From https://disc.gsfc.nasa.gov/daac-bin/FTPSubset.pl MERRA IAU 2d atmospheric single-level diagnostics tavg1_2d_slv_Nx in catalogue v10m description is Northward wind at 10 m above the displacement height, however in file description it is is Northward wind at 50 m above the displacement height. Could You say what is true? Is it possible to download v10m with no doubt?In attached, real example of what is inside the v10m.
https://drive.google.com/file/d/1r1kIfzGpG3aJLdzlyzqPndUFRxL7KTwe/view?usp=sharingYour's Sincerely,Vitali Sharmar
Hello Vitali Sharmar,
Thank you for bringing this to our attention. The discrepancy is in the long name in the data file for the metadata of the variable, however you will be downloading the Northward wind at 10m. I would like to strongly suggest that you use the MERRA-2 data set that is comparable to the MERRA data set.
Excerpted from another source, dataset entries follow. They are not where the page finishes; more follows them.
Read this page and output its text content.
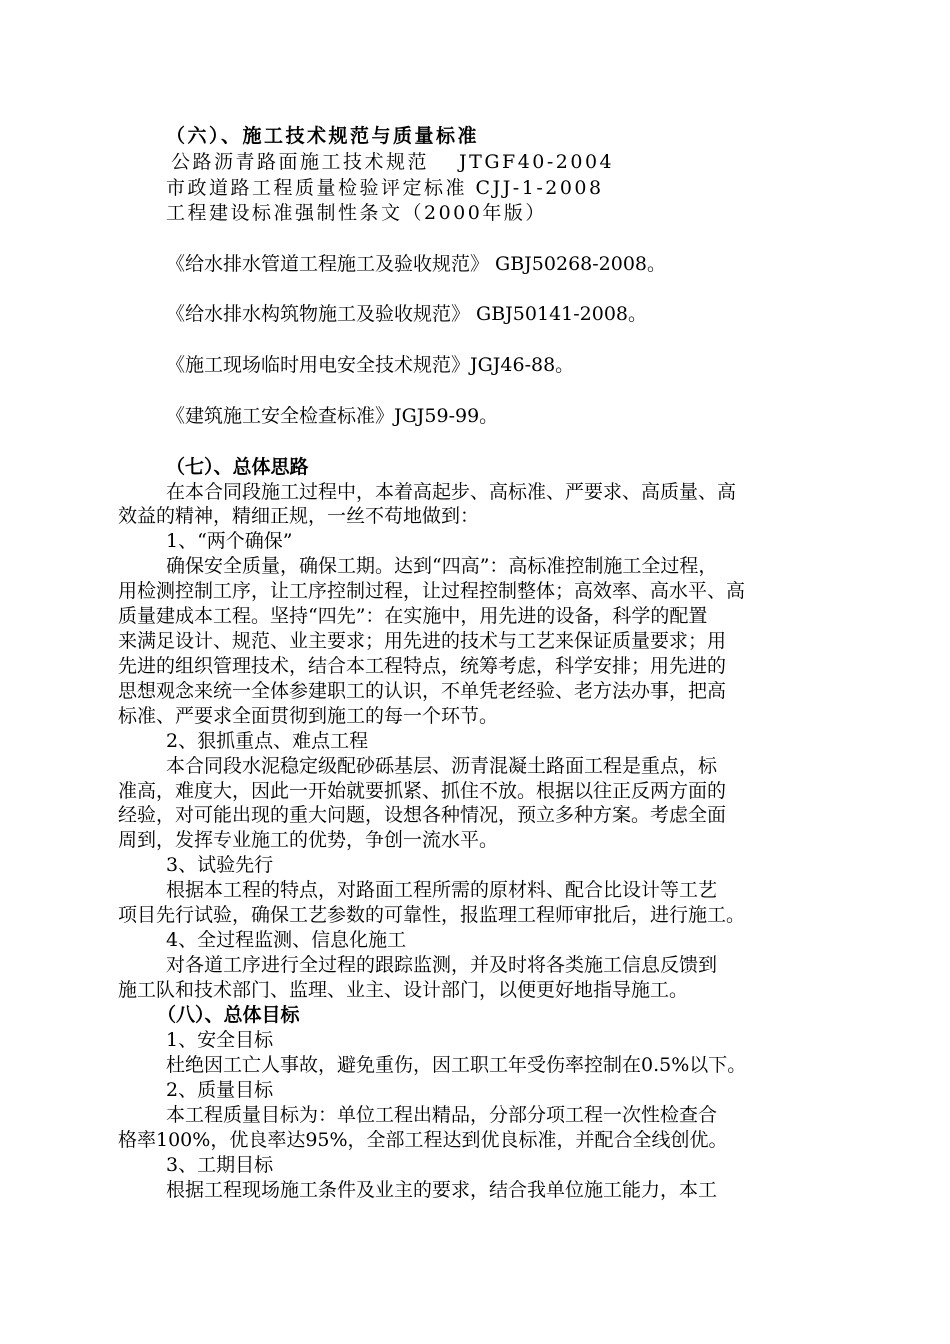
（六）、施工技术规范与质量标准
公路沥青路面施工技术规范　 JTGF40-2004
市政道路工程质量检验评定标准 CJJ-1-2008
工程建设标准强制性条文（2000年版）
《给水排水管道工程施工及验收规范》 GBJ50268-2008。
《给水排水构筑物施工及验收规范》 GBJ50141-2008。
《施工现场临时用电安全技术规范》JGJ46-88。
《建筑施工安全检查标准》JGJ59-99。
（七）、总体思路
在本合同段施工过程中，本着高起步、高标准、严要求、高质量、高
效益的精神，精细正规，一丝不苟地做到：
1、“两个确保”
确保安全质量，确保工期。达到“四高”：高标准控制施工全过程，
用检测控制工序，让工序控制过程，让过程控制整体；高效率、高水平、高
质量建成本工程。坚持“四先”：在实施中，用先进的设备，科学的配置
来满足设计、规范、业主要求；用先进的技术与工艺来保证质量要求；用
先进的组织管理技术，结合本工程特点，统筹考虑，科学安排；用先进的
思想观念来统一全体参建职工的认识，不单凭老经验、老方法办事，把高
标准、严要求全面贯彻到施工的每一个环节。
2、狠抓重点、难点工程
本合同段水泥稳定级配砂砾基层、沥青混凝土路面工程是重点，标
准高，难度大，因此一开始就要抓紧、抓住不放。根据以往正反两方面的
经验，对可能出现的重大问题，设想各种情况，预立多种方案。考虑全面
周到，发挥专业施工的优势，争创一流水平。
3、试验先行
根据本工程的特点，对路面工程所需的原材料、配合比设计等工艺
项目先行试验，确保工艺参数的可靠性，报监理工程师审批后，进行施工。
4、全过程监测、信息化施工
对各道工序进行全过程的跟踪监测，并及时将各类施工信息反馈到
施工队和技术部门、监理、业主、设计部门，以便更好地指导施工。
（八）、总体目标
1、安全目标
杜绝因工亡人事故，避免重伤，因工职工年受伤率控制在0.5%以下。
2、质量目标
本工程质量目标为：单位工程出精品，分部分项工程一次性检查合
格率100%，优良率达95%，全部工程达到优良标准，并配合全线创优。
3、工期目标
根据工程现场施工条件及业主的要求，结合我单位施工能力，本工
We offer the same subsetting capabilities for MERRA-2 (https://disc.gsfc.nasa.gov/daac-bin/https://disc.gsfc.nasa.gov/daac-bin/FTPSubset2.pl), you can also use the following URL to access the product directly in the dropdown: https://disc.gsfc.nasa.gov/daac-bin/FTPSubset2.pl?LOOKUPID_List=M2T1NXSLV
Here is the product Data Set Landing page where you can get more information about the product: https://disc.gsfc.nasa.gov/datasets/M2T1NXSLV_V5.12.4/summary?keywords=M2T1NXSLV_5.12.4
Please let me know if you have further questions on the access or data. You can email me at firstname.lastname@example.org.
Look forward to hearing from you,
Hello Dana Ostrenga,Thank You for helping me.